1. The problem statement, all variables and given/known data
The problem statement is in the Attached Image...To find the Voltage "V"

2. Relevant equations

I tried aplying Thevenin theorem here...so Calculated Rth looking in to the circuit with Voltage shorted and current sources opened.

3. The attempt at a solution

by inspection i get Rth = infinity and and Isc = 2A ....hence Vth = infinity x 2A = infinity.

I do not get whether the answer or the approach is correct hence kindly help.

Attached Files:

• Circuit.jpg
File size:
13.2 KB
Views:
104
2. Oct 30, 2013

Staff: Mentor

It's an odd circuit, no doubt. The series-connected ideal 2A current source trumps all the rest of the component behaviors as far as what the load sees is concerned.

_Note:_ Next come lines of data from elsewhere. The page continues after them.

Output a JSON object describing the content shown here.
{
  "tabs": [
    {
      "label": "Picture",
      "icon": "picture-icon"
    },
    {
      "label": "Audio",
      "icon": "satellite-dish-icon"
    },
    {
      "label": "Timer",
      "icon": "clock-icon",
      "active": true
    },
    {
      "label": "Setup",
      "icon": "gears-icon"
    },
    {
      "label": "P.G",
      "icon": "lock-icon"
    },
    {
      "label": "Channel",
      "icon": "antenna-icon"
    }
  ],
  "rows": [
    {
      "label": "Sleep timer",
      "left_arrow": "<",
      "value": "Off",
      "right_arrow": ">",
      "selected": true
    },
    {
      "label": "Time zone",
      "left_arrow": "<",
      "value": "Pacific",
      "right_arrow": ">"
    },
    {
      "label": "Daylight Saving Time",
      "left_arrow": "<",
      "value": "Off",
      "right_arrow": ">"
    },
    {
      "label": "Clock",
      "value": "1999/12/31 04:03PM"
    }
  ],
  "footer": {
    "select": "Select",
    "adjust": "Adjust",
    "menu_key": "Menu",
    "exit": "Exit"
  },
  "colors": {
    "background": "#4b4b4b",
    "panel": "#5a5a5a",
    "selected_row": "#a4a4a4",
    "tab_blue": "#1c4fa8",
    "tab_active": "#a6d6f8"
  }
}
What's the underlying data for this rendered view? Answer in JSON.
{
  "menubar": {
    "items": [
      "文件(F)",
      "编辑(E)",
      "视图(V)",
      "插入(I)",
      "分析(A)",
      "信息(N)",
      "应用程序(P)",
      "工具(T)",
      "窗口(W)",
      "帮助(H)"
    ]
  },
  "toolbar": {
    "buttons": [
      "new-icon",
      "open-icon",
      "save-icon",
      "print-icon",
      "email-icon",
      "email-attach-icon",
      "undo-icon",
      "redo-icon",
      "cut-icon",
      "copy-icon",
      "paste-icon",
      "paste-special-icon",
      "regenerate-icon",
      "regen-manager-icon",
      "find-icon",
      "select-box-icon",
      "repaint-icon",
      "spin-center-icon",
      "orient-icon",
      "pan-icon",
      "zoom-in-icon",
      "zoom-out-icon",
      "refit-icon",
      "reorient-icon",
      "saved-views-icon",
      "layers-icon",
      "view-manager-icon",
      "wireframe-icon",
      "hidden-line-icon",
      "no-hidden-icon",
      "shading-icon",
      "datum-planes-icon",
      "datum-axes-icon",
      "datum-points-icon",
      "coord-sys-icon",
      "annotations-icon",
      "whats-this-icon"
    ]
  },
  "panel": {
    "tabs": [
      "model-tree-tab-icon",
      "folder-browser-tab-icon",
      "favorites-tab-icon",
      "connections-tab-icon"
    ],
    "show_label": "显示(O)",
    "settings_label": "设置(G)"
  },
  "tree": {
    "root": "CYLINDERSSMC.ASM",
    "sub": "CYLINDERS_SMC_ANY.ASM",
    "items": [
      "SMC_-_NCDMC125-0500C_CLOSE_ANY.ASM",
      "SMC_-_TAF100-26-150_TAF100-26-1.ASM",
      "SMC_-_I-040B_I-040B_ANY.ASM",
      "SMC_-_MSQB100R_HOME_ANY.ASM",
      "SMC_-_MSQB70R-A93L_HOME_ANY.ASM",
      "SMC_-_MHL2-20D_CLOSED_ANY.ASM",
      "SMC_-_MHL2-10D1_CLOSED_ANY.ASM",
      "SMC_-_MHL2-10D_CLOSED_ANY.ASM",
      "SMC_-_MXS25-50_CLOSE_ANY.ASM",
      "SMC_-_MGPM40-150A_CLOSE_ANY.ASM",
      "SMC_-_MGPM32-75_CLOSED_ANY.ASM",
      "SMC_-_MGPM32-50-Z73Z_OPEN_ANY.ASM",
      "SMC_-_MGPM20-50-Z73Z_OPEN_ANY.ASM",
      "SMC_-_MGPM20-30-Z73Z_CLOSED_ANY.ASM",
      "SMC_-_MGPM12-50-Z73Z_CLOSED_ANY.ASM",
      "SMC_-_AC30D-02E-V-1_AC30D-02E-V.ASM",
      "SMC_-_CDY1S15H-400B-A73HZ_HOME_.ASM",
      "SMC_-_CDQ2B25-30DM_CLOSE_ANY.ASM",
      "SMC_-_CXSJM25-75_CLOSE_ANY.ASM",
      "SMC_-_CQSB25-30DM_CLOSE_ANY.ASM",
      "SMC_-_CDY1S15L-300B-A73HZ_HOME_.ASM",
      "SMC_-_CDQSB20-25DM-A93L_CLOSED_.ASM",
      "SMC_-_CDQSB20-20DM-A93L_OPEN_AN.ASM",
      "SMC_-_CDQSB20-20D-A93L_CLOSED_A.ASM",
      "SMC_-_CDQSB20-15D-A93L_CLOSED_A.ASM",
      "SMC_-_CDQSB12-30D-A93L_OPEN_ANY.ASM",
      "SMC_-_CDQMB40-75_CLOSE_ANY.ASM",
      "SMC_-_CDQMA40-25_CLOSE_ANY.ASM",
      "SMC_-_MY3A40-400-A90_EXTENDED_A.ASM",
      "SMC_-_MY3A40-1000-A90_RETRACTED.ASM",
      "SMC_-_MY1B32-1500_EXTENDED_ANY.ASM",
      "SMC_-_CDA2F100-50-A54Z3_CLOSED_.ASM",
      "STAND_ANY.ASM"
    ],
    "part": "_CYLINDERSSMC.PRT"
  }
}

An ideal current source will produce any potential difference necessary to maintain its defined current. So the 5V voltage source and 2 Ω series resistance will be nullified (or rather, compensated for) by the current source demanding that the load accept 2A no matter what. The take-away message is: no matter what you put in series with an ideal current source, the whole lot still looks like the same ideal current source.

So, what must the potential V be in order that the load (no matter what load) pass 2A? I think you'll have to answer with an expression rather than a value.

3. Oct 31, 2013

CWatters

I agree. You cannot determine V from the problem. Perhaps the answer is "V is always indeterminable without knowing the voltage across the current source"

If Vc is the voltage across the current source then all of the following appear valid...

V Vc
4 5
5 4
-1 +10
-1000 +1009
+909 -900